Jory Mickleson, 37
Bellingham, WA
I am in a car and it is night, the kind of night that looks like the well-loved oval of dark blue paint in a watercolor set. You suspect the white plastic to show through the bottom eventually, but not yet. When the paint is dry you put your thumb into that space to feel the smooth-rough groove. My car fits into the smooth-rough groove of the darker road in all this blue night.
The car is moving quickly and I am so tired I keep falling asleep, despite the exhilaration of its speed. I know it is unsafe, that I need to stop, but I am still just a little way from the next town. If I can make it to the tiny town up the road, then I can pull the car over to the side and sleep, maybe, in the park or in the car, pulled off on some tiny side street. I just need to keep the headlights pointed forward and my swerving under control. I am so impressed by the stars I keep ducking my head down close to the steering wheel to take in as much sky as possible, a sky that seems like more than it can possibly contain.
I finally make it to the town and get out of my old green car. It’s supposed to be a late 70’s Impala but the angles are all wrong. Too square, more Buick. But it doesn’t matter, I have stepped from the car and onto the cool damp grass of a park—a grassy field next to the road that the nearby town keeps watered and mown. After the confined, plummeting danger of the car, the park feels expansive, almost as huge as the sky.

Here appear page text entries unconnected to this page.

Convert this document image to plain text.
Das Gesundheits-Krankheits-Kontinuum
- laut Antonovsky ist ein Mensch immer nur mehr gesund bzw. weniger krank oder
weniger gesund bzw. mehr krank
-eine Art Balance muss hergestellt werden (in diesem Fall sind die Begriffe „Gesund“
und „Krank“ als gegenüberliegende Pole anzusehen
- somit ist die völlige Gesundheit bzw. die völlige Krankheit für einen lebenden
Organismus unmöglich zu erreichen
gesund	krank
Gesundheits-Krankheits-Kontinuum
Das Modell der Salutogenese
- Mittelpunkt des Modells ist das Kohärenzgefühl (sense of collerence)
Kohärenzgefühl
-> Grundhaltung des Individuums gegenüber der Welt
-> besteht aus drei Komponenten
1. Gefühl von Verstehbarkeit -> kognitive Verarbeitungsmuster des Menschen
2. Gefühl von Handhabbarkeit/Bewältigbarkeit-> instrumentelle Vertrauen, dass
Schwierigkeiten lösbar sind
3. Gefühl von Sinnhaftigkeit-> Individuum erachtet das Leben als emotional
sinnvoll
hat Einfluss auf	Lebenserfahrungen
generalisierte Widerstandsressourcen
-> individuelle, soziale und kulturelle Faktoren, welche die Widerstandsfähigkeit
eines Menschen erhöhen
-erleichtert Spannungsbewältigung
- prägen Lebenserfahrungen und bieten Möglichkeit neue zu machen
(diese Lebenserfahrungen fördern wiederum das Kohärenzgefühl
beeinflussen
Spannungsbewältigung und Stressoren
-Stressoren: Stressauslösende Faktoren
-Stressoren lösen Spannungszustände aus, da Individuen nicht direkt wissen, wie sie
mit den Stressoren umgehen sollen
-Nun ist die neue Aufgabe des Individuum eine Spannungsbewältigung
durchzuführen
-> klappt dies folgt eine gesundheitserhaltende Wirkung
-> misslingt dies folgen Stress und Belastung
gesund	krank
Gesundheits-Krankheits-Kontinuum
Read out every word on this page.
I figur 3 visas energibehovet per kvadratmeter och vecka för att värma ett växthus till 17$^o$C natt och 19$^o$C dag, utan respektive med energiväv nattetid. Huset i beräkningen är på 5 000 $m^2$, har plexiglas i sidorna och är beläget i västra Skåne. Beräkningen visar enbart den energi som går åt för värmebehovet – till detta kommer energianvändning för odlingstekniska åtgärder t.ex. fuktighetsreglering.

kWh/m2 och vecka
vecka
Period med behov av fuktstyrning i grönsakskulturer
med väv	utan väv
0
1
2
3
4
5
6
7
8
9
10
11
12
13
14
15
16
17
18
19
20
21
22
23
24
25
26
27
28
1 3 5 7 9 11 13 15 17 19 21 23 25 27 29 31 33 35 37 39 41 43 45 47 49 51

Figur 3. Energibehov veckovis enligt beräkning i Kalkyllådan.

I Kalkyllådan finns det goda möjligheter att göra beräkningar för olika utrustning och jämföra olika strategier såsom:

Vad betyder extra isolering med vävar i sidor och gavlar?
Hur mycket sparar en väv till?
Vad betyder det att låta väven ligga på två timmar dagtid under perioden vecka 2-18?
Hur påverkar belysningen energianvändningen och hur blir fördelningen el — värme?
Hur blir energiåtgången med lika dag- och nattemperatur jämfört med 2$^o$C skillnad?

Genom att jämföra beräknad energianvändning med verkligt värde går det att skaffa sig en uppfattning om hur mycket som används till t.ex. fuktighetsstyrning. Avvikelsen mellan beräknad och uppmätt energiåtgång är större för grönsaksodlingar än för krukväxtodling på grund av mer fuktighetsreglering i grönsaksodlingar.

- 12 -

I still can’t shake the forward motion of the car ride as I walk slowly across the park with my eyes up, still trying to take in as much of the sky as my head can hold. I feel woozy between the stretch of grass below me and the starlight above. It’s too much. Perhaps this is why the town is wedged up against low bluffs— to block the wind and muffle this immense horizon.
This late, every light is off in every house—the town may as well be an abandoned movie set. I know that I am going to fall asleep soon, the lingering motion of the car has almost left me. I sit down and run my hand through the mown, dew-strung grass and it seems as if I can feel every blade.
Somehow I know the now-closed diner with only two tables will open in a few hours, and the promise of something opening ahead is just enough to let me let go. I lay back in the grass drifting in and out of sleep. Every time I manage to open my eyes, the sky is still above me, throbbing like the dream it is. Maybe when I wake up the cafe will have its lights on. It will be glowing against all this night.